Il y avait tout un monde dans son nom, et Snape l'étudia avec plus d'attention encore.
« Nom de famille, exigea-t-il sans ménagement. »
Elle se renfrogna et lui décocha à nouveau un regard torve. Sans le lâcher des yeux, elle dit :
« Snape. »
Et ce fut comme si la foudre tombait juste entre eux, dans le bureau baigné de pénombre. Il ne douta pas qu'elle disait la vérité car il put soudain replacer ses traits qu'il connaissait si bien pour les avoir vu se refléter dans la glace toute sa vie. L'arête du nez, adoucie sur le visage de la fillette, l'inclinaison austère des sourcils, très fins sur le visage de l'enfant, l'ourlet acéré de la lèvre supérieure comme tracée à l'encre, l'ébène des cheveux, la forme des mains – tout cela transmis à un être de son sang.
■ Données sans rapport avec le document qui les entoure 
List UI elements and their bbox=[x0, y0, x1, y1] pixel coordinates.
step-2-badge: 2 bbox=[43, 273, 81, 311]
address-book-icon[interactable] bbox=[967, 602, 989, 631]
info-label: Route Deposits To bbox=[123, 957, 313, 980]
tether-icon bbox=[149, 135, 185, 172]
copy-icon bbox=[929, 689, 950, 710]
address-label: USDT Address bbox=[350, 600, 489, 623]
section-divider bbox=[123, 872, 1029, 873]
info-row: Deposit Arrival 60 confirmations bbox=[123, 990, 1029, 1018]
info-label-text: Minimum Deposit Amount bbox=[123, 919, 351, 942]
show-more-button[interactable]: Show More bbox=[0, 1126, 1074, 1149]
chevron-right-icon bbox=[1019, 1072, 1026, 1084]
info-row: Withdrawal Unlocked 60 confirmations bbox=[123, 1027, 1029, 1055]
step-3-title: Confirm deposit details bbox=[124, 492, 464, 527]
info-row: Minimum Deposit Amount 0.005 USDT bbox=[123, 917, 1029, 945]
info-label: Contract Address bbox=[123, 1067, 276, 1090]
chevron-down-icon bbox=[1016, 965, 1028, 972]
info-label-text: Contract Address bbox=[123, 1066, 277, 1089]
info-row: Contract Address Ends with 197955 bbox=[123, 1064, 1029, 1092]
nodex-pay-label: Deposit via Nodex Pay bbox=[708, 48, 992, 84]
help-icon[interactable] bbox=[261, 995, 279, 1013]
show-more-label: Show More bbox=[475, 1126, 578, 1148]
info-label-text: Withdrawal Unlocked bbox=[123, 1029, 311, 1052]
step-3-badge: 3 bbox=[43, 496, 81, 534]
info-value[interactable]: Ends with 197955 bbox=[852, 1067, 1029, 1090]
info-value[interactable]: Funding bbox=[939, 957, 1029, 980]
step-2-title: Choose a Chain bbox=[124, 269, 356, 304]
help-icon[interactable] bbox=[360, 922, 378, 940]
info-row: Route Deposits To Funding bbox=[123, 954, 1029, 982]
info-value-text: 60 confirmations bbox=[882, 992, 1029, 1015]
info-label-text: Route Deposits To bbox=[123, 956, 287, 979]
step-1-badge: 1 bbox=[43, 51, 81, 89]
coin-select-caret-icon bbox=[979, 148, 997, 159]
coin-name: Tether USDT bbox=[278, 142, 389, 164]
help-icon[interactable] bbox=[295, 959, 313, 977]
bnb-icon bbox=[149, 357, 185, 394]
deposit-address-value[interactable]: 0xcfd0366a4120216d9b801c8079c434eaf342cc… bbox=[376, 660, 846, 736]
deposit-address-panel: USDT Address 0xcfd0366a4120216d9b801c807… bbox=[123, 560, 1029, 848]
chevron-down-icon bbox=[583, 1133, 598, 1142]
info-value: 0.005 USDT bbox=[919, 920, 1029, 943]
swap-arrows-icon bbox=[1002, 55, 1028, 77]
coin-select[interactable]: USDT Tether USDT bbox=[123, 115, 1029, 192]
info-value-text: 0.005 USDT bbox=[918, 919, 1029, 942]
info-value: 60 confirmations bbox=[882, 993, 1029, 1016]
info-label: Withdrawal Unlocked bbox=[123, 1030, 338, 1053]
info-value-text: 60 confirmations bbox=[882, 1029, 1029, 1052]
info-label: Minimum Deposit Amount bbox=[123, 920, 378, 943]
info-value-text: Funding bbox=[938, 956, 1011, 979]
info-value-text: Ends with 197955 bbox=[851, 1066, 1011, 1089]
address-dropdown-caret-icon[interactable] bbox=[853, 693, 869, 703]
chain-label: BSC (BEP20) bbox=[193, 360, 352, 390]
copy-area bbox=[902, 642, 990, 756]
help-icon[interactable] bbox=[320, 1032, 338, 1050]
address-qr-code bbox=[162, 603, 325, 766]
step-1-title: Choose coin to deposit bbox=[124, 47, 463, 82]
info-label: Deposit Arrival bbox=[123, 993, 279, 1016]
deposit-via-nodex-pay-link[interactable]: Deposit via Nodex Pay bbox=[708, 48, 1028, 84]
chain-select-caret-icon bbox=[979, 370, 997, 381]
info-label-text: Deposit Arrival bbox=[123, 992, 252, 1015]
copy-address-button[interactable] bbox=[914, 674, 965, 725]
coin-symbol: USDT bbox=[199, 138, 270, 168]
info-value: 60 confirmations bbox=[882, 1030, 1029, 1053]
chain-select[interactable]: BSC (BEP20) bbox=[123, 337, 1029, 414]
« Et de ce que je peux voir, papa, je ne suis pas prête de naître, siffla-t-elle. »
TBC
Merci à toutes pour vos encouragements et vos reviews positives! C'est très encourageant. J'espère que ce premier chapitre vous aura plu malgré le brusque changement - Hermione n'est pas très présente au début de cette histoire, mais son rôle est essentiel, je vous le garantis!